What do you think of your own work?

I’m excited by it. I feel so lucky to have found, late in life, a genre and a way of working I feel at home with, plus having discovered an innate ability to unerringly match real life colours in paint.

I love a painting while I’m working on it, but there comes a point when I’m keen to move on to the next, because of unearthing a new technique/getting a fresh idea etc., each painting informing the next. It seems to be true that a work is never finished, merely abandoned.
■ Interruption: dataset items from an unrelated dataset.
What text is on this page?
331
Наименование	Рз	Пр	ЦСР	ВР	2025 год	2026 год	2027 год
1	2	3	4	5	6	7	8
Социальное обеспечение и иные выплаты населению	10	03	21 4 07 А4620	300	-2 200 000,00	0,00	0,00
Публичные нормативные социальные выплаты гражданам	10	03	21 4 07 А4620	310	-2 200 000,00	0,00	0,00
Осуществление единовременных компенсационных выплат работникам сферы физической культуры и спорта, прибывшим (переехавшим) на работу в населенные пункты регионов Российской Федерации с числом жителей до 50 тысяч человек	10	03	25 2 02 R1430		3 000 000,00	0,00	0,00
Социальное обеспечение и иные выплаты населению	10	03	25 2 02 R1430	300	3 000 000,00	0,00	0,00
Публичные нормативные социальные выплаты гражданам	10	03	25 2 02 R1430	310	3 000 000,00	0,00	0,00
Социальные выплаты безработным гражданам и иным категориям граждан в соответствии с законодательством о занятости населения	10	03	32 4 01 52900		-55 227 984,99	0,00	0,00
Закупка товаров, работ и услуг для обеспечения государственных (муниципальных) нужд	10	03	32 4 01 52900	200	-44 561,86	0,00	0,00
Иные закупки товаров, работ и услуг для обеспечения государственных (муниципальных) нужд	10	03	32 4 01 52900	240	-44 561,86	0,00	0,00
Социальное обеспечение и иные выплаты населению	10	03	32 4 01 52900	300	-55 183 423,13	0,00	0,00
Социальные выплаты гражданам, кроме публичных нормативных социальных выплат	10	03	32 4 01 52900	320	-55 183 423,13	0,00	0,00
But I have to admit, looking back at older work, I feel deeply satisfied with my output, sometimes surprised, thinking, ‘Did I actually do that!?’

What excites, frustrates, irritates or otherwise you most about art/ artists/ the art world?

Irritates: Celebrities greedily taking up limited gallery space with their spare-time dabblings, thereby denying young, life-committed artists exhibition opportunities… and, as a corollary, that ‘art’ can be more about ‘sellability’ and ‘celebrity’ than quality at the big gallery level…

What would you like people to be saying about your work?

‘Wow! I’d really like to own that! How much is it?’ or, as a friend remarked, ‘These are well drawn…’

 Why do you prefer the medium you work in?

 I prefer working in acrylics on stretched canvas. Acrylics dry rapidly, allowing overpainting and glazing, and can be applied as a smooth, flat area, or textured. It flows beautifully if painting a straight edge (or circular/oval shapes), but also works well with masking tape. It’s a water-based medium, so it’s easy to thin, easy to wash brushes and has no smell (important as I work at home in my spare room).  On top of that, there is a large range of colours from subtle tertiaries, through strong secondary colours, to powerful primaries. All in all, I find it the perfect medium. And I like stretched canvas because of both its tension and its ‘give’.